Gail Russell [who runs a program called “Adopt a Grandmother” and who works with them] had told me that what she does is to ask them to pretend that she is one of their grandchildren, and then ask them to speak to her of what she will need to know about life.

So I did this. Then there was a silence, accompanied all the while by the soft snoring, while I tried to rearrange myself on the floor. Finally, one of them spoke up. “Eat wild things,” she suggested, and then went on to say that that’s what her ancestors did, and that’s what her grandmother told her to do if she wanted to stay healthy. She was speaking very softly. I said, “Would you please speak up?” — at which point the other woman told me that traditional peoples speak very softly; that she herself, however, had learned to speak up, because she worked in the educational system.

This was the first inkling I had that I was in a situation which I didn’t understand at all, and that no matter how many words came out of these women’s mouths, their “wisdom” probably had more to do with who they were, how they lived, than with any “answers” they could give me.

The “interview” lasted for about 25 minutes. Afterwards, the little one who had been softly snoring on the three chairs opened her eyes and looked at me. Had she been awake all along?

I felt uncomfortable. What was going on? I had gone to these women hungry for their wisdom, and I was feeling vaguely foolish. Down in the lobby outside the ballroom I ran into Gail Russell. She asked, how did it go? and seeing my discomfited look, pointed out two more elders, talking softly to each other in a corner of the room. “Go to them,” she suggested. “Maybe they’ll talk to you.”

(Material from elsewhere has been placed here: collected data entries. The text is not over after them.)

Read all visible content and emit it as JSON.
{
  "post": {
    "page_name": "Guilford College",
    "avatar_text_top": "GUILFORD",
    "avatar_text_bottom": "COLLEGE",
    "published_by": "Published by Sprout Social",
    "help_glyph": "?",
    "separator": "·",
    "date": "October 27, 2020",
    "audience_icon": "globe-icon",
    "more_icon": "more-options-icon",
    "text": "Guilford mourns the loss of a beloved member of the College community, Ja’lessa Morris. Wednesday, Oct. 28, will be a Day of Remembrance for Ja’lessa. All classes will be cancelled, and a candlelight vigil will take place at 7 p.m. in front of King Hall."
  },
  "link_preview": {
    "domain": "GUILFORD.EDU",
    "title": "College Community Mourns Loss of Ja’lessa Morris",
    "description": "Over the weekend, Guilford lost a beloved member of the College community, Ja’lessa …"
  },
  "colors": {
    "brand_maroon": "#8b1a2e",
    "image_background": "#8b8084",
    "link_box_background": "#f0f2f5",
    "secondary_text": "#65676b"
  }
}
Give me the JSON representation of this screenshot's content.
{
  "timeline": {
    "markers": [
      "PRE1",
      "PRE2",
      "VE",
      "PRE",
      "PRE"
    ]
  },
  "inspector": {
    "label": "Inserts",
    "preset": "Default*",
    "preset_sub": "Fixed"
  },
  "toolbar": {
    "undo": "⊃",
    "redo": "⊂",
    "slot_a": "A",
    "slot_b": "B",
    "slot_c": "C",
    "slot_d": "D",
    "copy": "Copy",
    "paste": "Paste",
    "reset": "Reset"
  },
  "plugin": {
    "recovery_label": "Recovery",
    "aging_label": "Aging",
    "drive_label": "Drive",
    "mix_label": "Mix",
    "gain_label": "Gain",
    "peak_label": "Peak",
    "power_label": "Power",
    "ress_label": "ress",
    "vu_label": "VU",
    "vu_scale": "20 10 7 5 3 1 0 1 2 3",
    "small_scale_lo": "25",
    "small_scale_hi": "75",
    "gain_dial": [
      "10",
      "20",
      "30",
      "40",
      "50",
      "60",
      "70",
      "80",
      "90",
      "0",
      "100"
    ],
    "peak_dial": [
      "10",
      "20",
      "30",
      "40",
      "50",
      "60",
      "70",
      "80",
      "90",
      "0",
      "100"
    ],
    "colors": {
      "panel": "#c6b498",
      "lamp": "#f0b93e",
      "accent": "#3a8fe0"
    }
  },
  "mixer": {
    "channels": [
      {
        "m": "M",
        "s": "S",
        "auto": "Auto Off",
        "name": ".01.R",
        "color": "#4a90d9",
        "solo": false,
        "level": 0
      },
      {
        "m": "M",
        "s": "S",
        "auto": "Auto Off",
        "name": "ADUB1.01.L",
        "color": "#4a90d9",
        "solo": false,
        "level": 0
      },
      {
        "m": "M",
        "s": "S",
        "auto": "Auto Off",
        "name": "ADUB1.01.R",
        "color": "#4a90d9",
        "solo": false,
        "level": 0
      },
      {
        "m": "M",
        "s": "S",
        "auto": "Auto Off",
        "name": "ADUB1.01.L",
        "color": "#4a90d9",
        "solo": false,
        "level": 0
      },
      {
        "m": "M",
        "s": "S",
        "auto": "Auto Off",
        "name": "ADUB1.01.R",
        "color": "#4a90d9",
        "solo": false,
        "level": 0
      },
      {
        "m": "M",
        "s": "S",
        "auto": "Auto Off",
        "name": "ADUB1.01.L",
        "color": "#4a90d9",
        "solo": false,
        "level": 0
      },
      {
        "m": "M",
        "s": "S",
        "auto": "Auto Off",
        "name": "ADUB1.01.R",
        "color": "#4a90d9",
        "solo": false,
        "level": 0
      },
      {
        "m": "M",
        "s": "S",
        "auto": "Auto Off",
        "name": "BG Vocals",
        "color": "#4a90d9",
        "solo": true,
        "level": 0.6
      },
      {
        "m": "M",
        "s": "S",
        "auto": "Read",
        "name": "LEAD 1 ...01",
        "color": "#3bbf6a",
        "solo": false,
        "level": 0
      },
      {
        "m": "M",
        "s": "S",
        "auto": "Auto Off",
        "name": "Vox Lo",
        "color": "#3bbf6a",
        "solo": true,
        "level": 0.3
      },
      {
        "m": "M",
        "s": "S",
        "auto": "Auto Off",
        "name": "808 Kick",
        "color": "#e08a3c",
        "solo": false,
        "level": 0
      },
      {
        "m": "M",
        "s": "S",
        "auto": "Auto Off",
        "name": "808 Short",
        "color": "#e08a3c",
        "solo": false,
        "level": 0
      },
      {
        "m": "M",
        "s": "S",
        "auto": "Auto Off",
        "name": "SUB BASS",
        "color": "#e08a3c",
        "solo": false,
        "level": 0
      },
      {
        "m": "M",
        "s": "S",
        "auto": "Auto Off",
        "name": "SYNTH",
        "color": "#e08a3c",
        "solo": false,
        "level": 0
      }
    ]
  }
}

So I walked up to them, and brashly interrupted their conversation. They both looked up, placid, waiting for me to say something. I began to dance with words in front of them, trying, through charm, to get them to say that they would take time out from their conversation to have me tape them as they gave me their wisdom. After I was finally done, many many words later, one of them looked directly at me, and said: “You haven’t said anything. What are you really up to? We don’t know.” I was shocked! Disturbed! And grateful — that they had seen through my dance of charm and were asking me to be real, to be simple, like them. So I calmed down and, trying to move into my own essence, said I would like to talk to them for a few minutes, etc. The other one now said that she would like specific questions in writing, that she couldn’t respond without thinking about the question. That we could not do it today, maybe tomorrow. Then the one who had talked to me first asked me who the women were that did talk to me up in the room where the others were sleeping and I told her their names. “Oh them,” she said. “You should have talked to the ones who were sleeping, they would have been better.” At this point I had to laugh. What was real here? What were they up to?

At first I ascribed the entire incident to cross-cultural misunderstanding. Later, talking with Suzanne, she recalled how, when we wanted to interview three women in the community where we live in Jackson, Wyoming — women we have long seen as elders, wonderful models for us as we grow older — that they didn’t want to talk to us any more than these Native American women did. I began to own up to the foolishness of my own behavior, to recognize that what strikes me about women who are much older than me is not so much what they have to tell me, as who they are, their presence, the quality of the force field that I feel around them.

This understanding came home to me especially on the last morning of the conference, when the elders were again up on the stage and we were told that anyone who wanted a blessing could go up on the stage and receive one. When I knelt in front of the oldest woman there, and she took my hands and prayed for me in her own language, I was struck by how she picked up my hands and held them. She didn’t grab me, as I do others. Nor did she clutch them, and quickly release them when done. Rather, my hands felt her hands gradually, slowly enclose mine, tenderly, carefully, and yet with great strength. I, my entire being, felt held, in those hands. Held, supported, secure. Those few moments of kneeling there in front of her, those moments of being held, were, for me, the highlight of the conference.